From a system administrator's point of view:
I work in the data processing indstury, and we have a 12-way NUMA box as our mainframe. We moved from a 16-way SE-70 that we'd had for seven years earlier this year, and our software has already expanded to max out the capacity of the new NUMA unit - to the point where we've upgraded it several times.
We'd continue to expand if the perception was that we have unlimited resources.
From a business point of view:
Even if we could do our dp activities on someone else's mainframe, we would still have our system administration costs for systems that can't be moved out of the building, so our costs don't go down. We would also have to maintain in-house development machines, because we wouldn't want to pay someone else for the endless compiles that we would need while developing new software.
Additionally, we already have a huge, unamortized investment in fixed dp assets.
Currently, our systems process for 24 hours per day to meet our needs. If we were to do these same activities on a metered system, we would probably not have to process as long, but if costs are over $5,000 per month metered, it's not worth it, especially since there are no cost savings except for the cost of amoritization of our main hardware.

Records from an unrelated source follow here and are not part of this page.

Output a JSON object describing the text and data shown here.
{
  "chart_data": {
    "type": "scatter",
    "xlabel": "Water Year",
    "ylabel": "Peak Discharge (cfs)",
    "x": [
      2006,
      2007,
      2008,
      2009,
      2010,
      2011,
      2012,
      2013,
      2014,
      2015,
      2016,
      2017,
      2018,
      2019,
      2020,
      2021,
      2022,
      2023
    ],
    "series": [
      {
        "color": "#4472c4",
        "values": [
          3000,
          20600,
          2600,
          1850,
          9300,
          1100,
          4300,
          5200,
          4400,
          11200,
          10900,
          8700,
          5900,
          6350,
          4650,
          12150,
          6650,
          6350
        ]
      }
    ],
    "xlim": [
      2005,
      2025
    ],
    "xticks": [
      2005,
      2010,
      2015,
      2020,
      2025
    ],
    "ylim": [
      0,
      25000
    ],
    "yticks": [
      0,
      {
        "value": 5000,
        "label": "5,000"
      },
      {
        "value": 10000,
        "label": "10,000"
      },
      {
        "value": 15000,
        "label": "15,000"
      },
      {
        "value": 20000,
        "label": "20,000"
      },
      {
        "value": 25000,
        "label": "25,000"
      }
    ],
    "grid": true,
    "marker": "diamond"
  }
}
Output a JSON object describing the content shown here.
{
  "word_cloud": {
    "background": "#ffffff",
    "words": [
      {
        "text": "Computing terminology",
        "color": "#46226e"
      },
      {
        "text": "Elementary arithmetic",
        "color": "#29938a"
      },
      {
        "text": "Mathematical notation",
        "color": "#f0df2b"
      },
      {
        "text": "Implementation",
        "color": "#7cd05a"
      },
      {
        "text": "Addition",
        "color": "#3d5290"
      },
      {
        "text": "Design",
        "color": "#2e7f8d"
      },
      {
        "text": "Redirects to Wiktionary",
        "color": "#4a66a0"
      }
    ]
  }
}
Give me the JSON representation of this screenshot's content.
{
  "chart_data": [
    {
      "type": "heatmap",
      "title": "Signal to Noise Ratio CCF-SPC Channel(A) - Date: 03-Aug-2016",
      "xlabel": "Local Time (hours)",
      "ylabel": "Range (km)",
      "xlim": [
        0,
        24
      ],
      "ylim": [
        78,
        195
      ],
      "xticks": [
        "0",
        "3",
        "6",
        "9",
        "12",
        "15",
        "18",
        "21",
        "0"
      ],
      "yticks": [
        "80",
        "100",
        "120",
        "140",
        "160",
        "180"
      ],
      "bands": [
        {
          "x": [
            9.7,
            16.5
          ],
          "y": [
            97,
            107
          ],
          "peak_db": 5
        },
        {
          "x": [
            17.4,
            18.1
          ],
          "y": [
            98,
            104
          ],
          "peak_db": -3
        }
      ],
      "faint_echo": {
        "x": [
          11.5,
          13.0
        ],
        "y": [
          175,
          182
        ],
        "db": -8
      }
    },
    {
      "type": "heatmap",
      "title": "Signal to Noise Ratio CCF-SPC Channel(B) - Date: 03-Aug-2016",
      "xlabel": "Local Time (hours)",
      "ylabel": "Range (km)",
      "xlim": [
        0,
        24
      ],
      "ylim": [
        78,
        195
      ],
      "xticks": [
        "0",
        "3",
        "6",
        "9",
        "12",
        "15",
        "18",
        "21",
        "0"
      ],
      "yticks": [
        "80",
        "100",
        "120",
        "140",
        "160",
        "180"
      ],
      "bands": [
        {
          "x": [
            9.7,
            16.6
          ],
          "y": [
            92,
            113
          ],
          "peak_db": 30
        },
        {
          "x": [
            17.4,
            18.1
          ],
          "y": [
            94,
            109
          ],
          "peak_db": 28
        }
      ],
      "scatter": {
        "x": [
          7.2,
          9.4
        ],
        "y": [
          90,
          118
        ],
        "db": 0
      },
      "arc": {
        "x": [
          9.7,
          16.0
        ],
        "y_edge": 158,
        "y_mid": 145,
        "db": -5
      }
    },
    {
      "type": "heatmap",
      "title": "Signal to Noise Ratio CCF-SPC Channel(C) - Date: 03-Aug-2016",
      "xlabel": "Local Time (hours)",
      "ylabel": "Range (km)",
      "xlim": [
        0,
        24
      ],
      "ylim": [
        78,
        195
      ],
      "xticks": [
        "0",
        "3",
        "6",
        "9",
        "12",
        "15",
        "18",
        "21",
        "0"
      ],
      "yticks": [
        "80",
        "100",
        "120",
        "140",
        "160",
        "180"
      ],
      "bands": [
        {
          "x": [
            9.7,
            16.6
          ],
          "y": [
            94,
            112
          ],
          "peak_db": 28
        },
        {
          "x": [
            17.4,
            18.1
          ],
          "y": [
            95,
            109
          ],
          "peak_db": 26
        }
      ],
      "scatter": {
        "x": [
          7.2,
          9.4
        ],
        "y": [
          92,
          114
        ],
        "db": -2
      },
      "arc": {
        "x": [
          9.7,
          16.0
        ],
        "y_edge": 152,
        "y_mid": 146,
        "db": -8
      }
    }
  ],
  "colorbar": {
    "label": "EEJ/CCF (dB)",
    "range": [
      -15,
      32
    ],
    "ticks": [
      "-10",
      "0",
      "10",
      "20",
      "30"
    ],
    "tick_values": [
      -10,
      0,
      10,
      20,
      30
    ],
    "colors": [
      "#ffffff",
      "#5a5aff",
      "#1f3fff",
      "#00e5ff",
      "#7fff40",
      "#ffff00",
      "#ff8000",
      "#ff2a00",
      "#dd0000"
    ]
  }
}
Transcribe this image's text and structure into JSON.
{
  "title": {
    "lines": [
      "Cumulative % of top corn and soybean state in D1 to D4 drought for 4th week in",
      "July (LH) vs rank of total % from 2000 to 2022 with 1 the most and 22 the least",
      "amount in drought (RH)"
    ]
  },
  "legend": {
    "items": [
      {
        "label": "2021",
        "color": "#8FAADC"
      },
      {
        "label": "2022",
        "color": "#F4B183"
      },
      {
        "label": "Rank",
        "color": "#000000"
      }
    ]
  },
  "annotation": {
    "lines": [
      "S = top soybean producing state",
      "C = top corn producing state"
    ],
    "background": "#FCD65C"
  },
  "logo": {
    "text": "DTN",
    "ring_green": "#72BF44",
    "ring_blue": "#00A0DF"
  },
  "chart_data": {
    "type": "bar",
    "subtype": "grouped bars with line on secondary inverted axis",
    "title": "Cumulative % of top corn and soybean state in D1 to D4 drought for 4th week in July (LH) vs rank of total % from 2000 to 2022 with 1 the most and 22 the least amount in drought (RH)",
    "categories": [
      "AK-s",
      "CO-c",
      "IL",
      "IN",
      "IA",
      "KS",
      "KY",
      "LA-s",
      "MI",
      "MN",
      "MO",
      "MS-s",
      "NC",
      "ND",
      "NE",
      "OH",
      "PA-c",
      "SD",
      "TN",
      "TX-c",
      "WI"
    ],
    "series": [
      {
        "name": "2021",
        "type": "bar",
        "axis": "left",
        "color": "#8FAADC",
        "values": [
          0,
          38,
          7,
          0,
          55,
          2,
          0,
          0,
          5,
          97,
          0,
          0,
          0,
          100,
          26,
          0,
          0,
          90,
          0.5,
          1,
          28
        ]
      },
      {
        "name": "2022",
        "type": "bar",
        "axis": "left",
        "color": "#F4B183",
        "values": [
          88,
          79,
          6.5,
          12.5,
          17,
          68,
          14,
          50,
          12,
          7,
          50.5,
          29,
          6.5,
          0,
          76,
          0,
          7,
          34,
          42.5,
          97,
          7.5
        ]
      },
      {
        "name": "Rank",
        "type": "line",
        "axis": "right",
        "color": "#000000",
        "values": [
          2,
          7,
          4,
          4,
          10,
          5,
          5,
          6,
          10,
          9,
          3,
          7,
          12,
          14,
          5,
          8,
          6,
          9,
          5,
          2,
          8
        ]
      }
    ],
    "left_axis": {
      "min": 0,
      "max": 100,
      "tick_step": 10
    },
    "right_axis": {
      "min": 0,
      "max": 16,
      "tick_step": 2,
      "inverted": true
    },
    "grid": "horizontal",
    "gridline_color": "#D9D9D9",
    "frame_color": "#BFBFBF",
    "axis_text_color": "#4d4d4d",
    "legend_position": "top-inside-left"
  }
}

Corporations buy unmetered data lines because they don't want to have to deal with variable (and, in case of a slashdotting, extremely high and exteremely unstable) costs. Trying to sell a service that has a variable cost structure is good for a company, but buying a service that has a variable cost structure is bad for a company. The only time buying becomes good is when the company can't provide it for itself, as with electrical power and telecom. But it's easy to buy/build your own mainframe-class computer for less than $10,000.